Nvidia Catches Feelings With its Emotion Reading AI Patent

Nvidia wants to pick out specific emotions in your voice with deep learning, but reading your feelings may require more context.

January 16, 2024

Photo via U.S. Patent and Trademark Office

Nat Rubio-Licht

nat@thedailyupside.com

January 16, 2024

Nvidia wants to apply its AI expertise to more than just chips.

The company is seeking to patent a system that can infer emotion from “speech in audio data” using deep learning. Nvidia’s tech would use AI to figure out the probability that a person’s speech lines up with a set of “emotion classes.”

Nvidia said that other attempts to create AI that can read emotion often do not generalize well to speakers not used in training. Other systems also “determine a single emotion for an entire segment of audio, which does not capture any variations in emotional state of a speaker during that segment.”

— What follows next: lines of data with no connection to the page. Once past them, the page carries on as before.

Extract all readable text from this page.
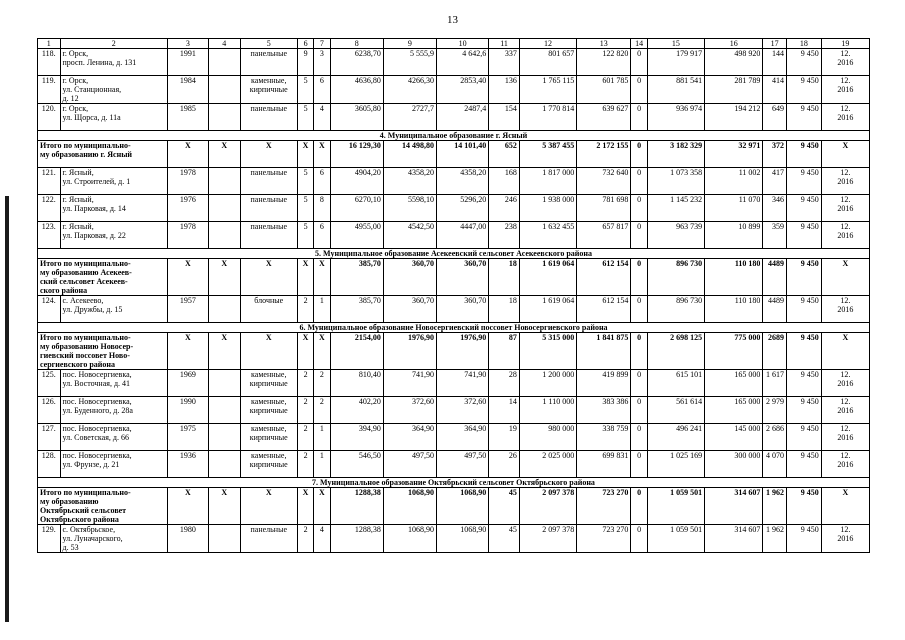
13
1	2	3	4	5	6	7	8	9	10	11	12	13	14	15	16	17	18	19
118.	г. Орск,
просп. Ленина, д. 131	1991		панельные	9	3	6238,70	5 555,9	4 642,6	337	801 657	122 820	0	179 917	498 920	144	9 450	12.
2016
119.	г. Орск,
ул. Станционная,
д. 12	1984		каменные,
кирпичные	5	6	4636,80	4266,30	2853,40	136	1 765 115	601 785	0	881 541	281 789	414	9 450	12.
2016
120.	г. Орск,
ул. Щорса, д. 11а	1985		панельные	5	4	3605,80	2727,7	2487,4	154	1 770 814	639 627	0	936 974	194 212	649	9 450	12.
2016
4. Муниципальное образование г. Ясный																		
Итого по муниципально-
му образованию г. Ясный		X	X	X	X	X	16 129,30	14 498,80	14 101,40	652	5 387 455	2 172 155	0	3 182 329	32 971	372	9 450	X
121.	г. Ясный,
ул. Строителей, д. 1	1978		панельные	5	6	4904,20	4358,20	4358,20	168	1 817 000	732 640	0	1 073 358	11 002	417	9 450	12.
2016
122.	г. Ясный,
ул. Парковая, д. 14	1976		панельные	5	8	6270,10	5598,10	5296,20	246	1 938 000	781 698	0	1 145 232	11 070	346	9 450	12.
2016
123.	г. Ясный,
ул. Парковая, д. 22	1978		панельные	5	6	4955,00	4542,50	4447,00	238	1 632 455	657 817	0	963 739	10 899	359	9 450	12.
2016
5. Муниципальное образование Асекеевский сельсовет Асекеевского района																		
Итого по муниципально-
му образованию Асекеев-
ский сельсовет Асекеев-
ского района		X	X	X	X	X	385,70	360,70	360,70	18	1 619 064	612 154	0	896 730	110 180	4489	9 450	X
124.	с. Асекеево,
ул. Дружбы, д. 15	1957		блочные	2	1	385,70	360,70	360,70	18	1 619 064	612 154	0	896 730	110 180	4489	9 450	12.
2016
6. Муниципальное образование Новосергиевский поссовет Новосергиевского района																		
Итого по муниципально-
му образованию Новосер-
гиевский поссовет Ново-
сергиевского района		X	X	X	X	X	2154,00	1976,90	1976,90	87	5 315 000	1 841 875	0	2 698 125	775 000	2689	9 450	X
125.	пос. Новосергиевка,
ул. Восточная, д. 41	1969		каменные,
кирпичные	2	2	810,40	741,90	741,90	28	1 200 000	419 899	0	615 101	165 000	1 617	9 450	12.
2016
126.	пос. Новосергиевка,
ул. Буденного, д. 28а	1990		каменные,
кирпичные	2	2	402,20	372,60	372,60	14	1 110 000	383 386	0	561 614	165 000	2 979	9 450	12.
2016
127.	пос. Новосергиевка,
ул. Советская, д. 66	1975		каменные,
кирпичные	2	1	394,90	364,90	364,90	19	980 000	338 759	0	496 241	145 000	2 686	9 450	12.
2016
128.	пос. Новосергиевка,
ул. Фрунзе, д. 21	1936		каменные,
кирпичные	2	1	546,50	497,50	497,50	26	2 025 000	699 831	0	1 025 169	300 000	4 070	9 450	12.
2016
7. Муниципальное образование Октябрьский сельсовет Октябрьского района																		
Итого по муниципально-
му образованию
Октябрьский сельсовет
Октябрьского района		X	X	X	X	X	1288,38	1068,90	1068,90	45	2 097 378	723 270	0	1 059 501	314 607	1 962	9 450	X
129.	с. Октябрьское,
ул. Луначарского,
д. 53	1980		панельные	2	4	1288,38	1068,90	1068,90	45	2 097 378	723 270	0	1 059 501	314 607	1 962	9 450	12.
2016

This tech takes an audio clip that’s gone through some “pre-processing” to remove background noise and passes it through an “emotional determination module,” which uses either a neural network or deep learning model to classify the different emotional states of the speaker. The system may pick up on a number of emotions, such as fear, joy, anger or disgust, and place each of them on a sliding scale that can shift throughout the speech.

While AI can make the initial emotional predictions, the user may also give the system prior emotional values that can be “blended” with these emotional determination values to make the predictions more precise.

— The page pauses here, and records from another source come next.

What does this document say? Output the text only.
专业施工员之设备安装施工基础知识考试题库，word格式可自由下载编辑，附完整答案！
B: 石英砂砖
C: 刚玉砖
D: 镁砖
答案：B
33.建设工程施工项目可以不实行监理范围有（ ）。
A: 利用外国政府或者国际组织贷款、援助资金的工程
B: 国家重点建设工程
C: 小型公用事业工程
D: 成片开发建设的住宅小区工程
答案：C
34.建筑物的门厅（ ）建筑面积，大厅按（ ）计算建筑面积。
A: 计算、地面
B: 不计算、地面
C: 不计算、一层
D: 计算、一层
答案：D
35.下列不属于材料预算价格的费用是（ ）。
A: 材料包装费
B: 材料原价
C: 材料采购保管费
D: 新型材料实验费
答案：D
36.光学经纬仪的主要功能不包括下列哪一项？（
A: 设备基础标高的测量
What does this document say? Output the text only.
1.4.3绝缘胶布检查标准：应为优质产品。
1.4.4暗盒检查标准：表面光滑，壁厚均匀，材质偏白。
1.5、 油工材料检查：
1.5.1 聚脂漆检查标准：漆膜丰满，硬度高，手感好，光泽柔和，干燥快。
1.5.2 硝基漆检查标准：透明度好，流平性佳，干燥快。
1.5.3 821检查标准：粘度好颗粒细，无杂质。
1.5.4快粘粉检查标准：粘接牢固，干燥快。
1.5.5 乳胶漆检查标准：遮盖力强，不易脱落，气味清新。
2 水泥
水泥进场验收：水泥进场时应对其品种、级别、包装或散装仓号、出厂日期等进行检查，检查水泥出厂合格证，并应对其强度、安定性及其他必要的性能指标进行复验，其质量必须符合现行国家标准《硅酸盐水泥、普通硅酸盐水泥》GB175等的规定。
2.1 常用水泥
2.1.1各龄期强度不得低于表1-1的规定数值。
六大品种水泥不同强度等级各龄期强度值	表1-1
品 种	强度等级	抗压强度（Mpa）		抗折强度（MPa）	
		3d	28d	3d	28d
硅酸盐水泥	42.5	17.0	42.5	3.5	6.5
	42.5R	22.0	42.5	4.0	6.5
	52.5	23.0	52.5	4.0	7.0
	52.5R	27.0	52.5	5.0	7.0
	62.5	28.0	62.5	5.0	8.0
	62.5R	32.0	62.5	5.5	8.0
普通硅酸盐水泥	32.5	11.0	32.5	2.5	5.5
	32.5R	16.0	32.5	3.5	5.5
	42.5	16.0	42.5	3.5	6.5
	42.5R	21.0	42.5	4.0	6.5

While Nvidia pointed out a number of use cases for this tech – such as managing customers at a call center or adding context in conversational AI – the company also noted that this would be useful for generating animations that match up with the speaker’s emotional state. And, in addition to this patent, the company separately filed an application for “audio-driven facial animation” with machine learning-based emotional support.

This essentially picks up where the other patent leaves off, using speech input to generate “audio-driven facial animation that is emotion-accurate.”

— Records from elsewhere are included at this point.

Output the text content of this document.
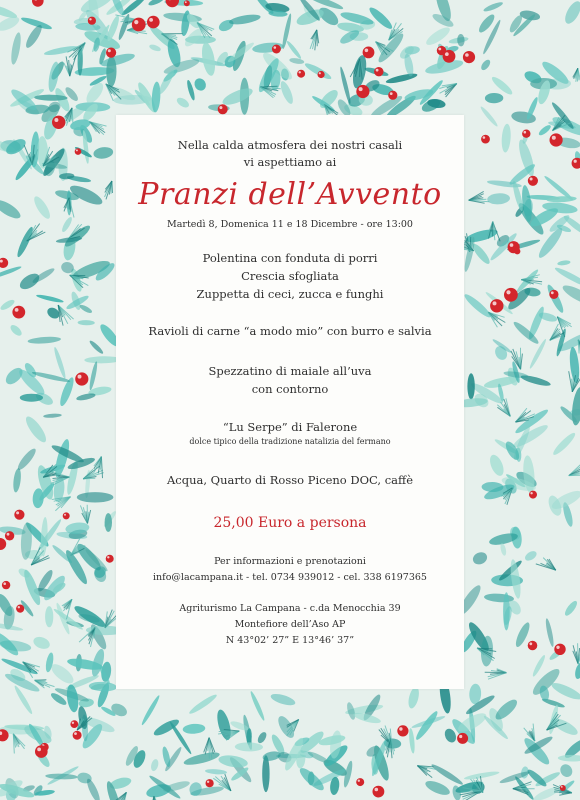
Nella calda atmosfera dei nostri casali
vi aspettiamo ai
Pranzi dell’Avvento
Martedì 8, Domenica 11 e 18 Dicembre - ore 13:00
Polentina con fonduta di porri
Crescia sfogliata
Zuppetta di ceci, zucca e funghi
Ravioli di carne “a modo mio” con burro e salvia
Spezzatino di maiale all’uva
con contorno
“Lu Serpe” di Falerone
dolce tipico della tradizione natalizia del fermano
Acqua, Quarto di Rosso Piceno DOC, caffè
25,00 Euro a persona
Per informazioni e prenotazioni
info@lacampana.it - tel. 0734 939012 - cel. 338 6197365
Agriturismo La Campana - c.da Menocchia 39
Montefiore dell’Aso AP
N 43°02’ 27” E 13°46’ 37”
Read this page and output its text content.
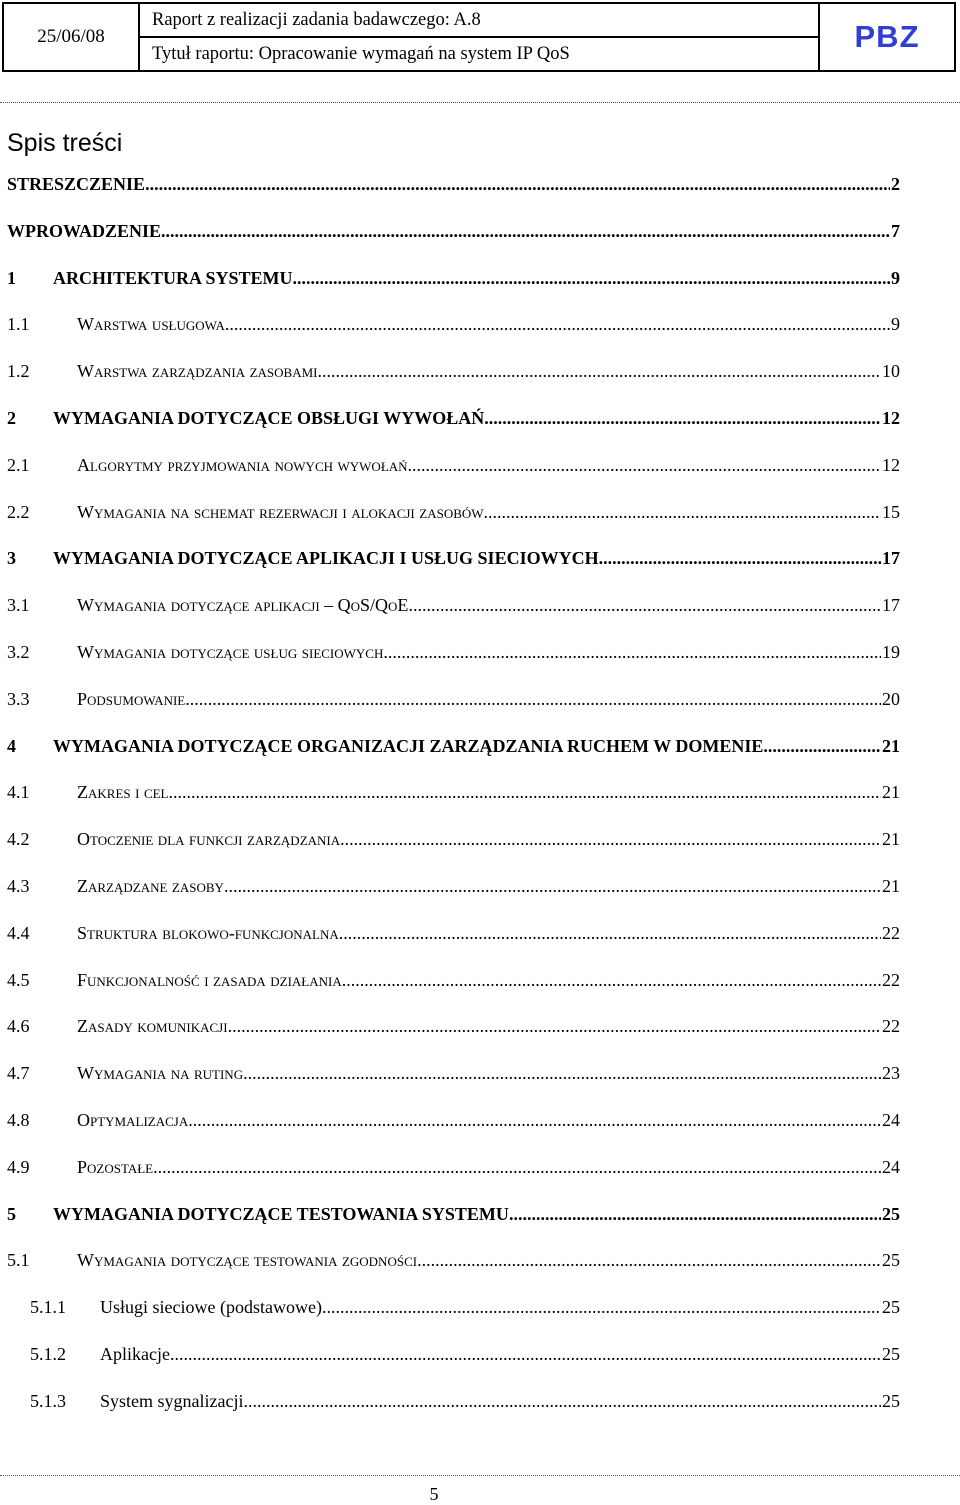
25/06/08	Raport z realizacji zadania badawczego: A.8	PBZ
Tytuł raportu: Opracowanie wymagań na system IP QoS
Spis treści
STRESZCZENIE .....	2
WPROWADZENIE .....	7
1	ARCHITEKTURA SYSTEMU .....	9
1.1	Warstwa usługowa .....	9
1.2	Warstwa zarządzania zasobami .....	10
2	WYMAGANIA DOTYCZĄCE OBSŁUGI WYWOŁAŃ .....	12
2.1	Algorytmy przyjmowania nowych wywołań .....	12
2.2	Wymagania na schemat rezerwacji i alokacji zasobów .....	15
3	WYMAGANIA DOTYCZĄCE APLIKACJI I USŁUG SIECIOWYCH .....	17
3.1	Wymagania dotyczące aplikacji – QoS/QoE .....	17
3.2	Wymagania dotyczące usług sieciowych .....	19
3.3	Podsumowanie .....	20
4	WYMAGANIA DOTYCZĄCE ORGANIZACJI ZARZĄDZANIA RUCHEM W DOMENIE .....	21
4.1	Zakres i cel .....	21
4.2	Otoczenie dla funkcji zarządzania .....	21
4.3	Zarządzane zasoby .....	21
4.4	Struktura blokowo-funkcjonalna .....	22
4.5	Funkcjonalność i zasada działania .....	22
4.6	Zasady komunikacji .....	22
4.7	Wymagania na ruting .....	23
4.8	Optymalizacja .....	24
4.9	Pozostałe .....	24
5	WYMAGANIA DOTYCZĄCE TESTOWANIA SYSTEMU .....	25
5.1	Wymagania dotyczące testowania zgodności .....	25
5.1.1	Usługi sieciowe (podstawowe) .....	25
5.1.2	Aplikacje .....	25
5.1.3	System sygnalizacji .....	25
5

Nvidia isn’t the first company to take a stab at emotion-detecting AI patents. Amazon has attempted to do this with its Alexa devices, Microsoft with its email and chat platforms, and even Disney with its CCTV cameras in parks.

Nvidia’s invention stands out, however, because it’s using a sliding scale of different emotional classes that fluctuate throughout a user’s speech, rather than one defining emotion to rule them all.

Still, emotion detection has historically been difficult, said Bob Rogers, PhD, data scientist and CEO of Oii.ai, because there isn’t a great “standard of truth” for how people present their emotions. There’s also great variability in the underlying data used to train emotion-detecting systems, and there’s tons of data needed to really grasp a full range of emotions.

Along with those variables, the way people emote differs cross-culturally and with neurodivergence. For example, people from some cultures may have more restrained emotional displays than others, and people with autism may present their own emotions differently.

“There’s not a great way to automatically generate ground truth on emotions,” said Rogers. “Some aspects can probably be surpassed, because some of those things can be captured as context variables. But if they’re not being added into a data stream in some way … you’re not going to get there.”

The best way to break these barriers could be combining different sources of data — such as voice, conversational or environmental context, facial expressions — to come to one conclusion, said Rogers. No single source will give you the full picture, he said.

While aligning tech and emotion has been a difficult road thus far, surpassing these obstacles could lead to a far more engaging experience with AI, said Rogers.

“I think there’s a strong sense among technologists and product developers that the sense of emotion will make these things much more sort of compelling to people,” he said. “That extra level of interaction we can have depends on emotional content.”